Wystarczy, że przyjmiemy, że przyszłość nie jest pojedyncza. Że jest nieskończona. Wówczas sam wybierasz swoją rzeczywistość spośród wielu możliwości, które zaczynają sie w danym momencie.
co było do udowodnienia. Jeśli możemy przez swoje działanie wybierać jedno z wielu "przeznaczeń" - to przezaczenie
de facto nie istnieje.
Wiara w przeznaczenie nie sprowadza się do takich drobiazgów, czy za chwilę zapalę papierosa, czy pójdę sobie zrobić sobie kawy. Przypomnijcie sobie "Przypadek" Kieślowskiego. Młody Linda ponosi porażkę bez względu na przypadek, czy zbieg okoliczności, bo takie było jego przeznaczenie?

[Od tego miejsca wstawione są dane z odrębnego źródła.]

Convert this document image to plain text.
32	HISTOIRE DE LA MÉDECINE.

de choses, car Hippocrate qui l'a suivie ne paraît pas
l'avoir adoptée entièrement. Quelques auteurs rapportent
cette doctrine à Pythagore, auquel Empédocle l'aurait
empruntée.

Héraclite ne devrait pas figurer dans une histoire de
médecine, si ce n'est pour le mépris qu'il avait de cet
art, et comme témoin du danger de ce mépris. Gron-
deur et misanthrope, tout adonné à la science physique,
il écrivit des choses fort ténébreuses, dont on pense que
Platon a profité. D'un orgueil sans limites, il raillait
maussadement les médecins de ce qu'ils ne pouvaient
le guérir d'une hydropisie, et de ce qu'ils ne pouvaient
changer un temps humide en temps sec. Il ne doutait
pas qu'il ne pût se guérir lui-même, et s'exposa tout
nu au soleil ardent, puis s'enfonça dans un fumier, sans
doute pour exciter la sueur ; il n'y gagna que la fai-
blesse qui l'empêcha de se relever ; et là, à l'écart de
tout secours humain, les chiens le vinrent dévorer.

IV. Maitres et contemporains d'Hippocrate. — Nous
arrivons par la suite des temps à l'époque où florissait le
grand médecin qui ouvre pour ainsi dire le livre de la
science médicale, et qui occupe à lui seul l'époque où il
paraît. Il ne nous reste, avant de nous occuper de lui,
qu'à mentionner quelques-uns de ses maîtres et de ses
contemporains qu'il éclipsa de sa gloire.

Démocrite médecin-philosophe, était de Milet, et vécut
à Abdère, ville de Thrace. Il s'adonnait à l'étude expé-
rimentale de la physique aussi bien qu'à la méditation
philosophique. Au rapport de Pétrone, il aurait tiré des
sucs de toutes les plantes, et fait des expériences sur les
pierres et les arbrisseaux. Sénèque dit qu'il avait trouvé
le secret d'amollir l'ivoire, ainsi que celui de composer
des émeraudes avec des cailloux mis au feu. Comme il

Trudno się z tym pogodzić.
Uważam, że jesteśm zdani na tzw. przeznaczenie przez nasz sposób myślenia, podejście do życia, zachowanie wobec innych; przez to, kim jesteśmy.
Jeśli udaje nam się zmieniać w sobie to co należy zmienić, zmienia się struktura naszych możliwych dalszych losów.
Takie rozumowanie ani nie potwierdza, ani nie wyklucza istnienia Boga, do którego niektórzy się odwoływali.
Wówczas ma sens zarówno realizacja chrześcijańskiego przykazania miłości, jak i świeckie reguły humanizmu.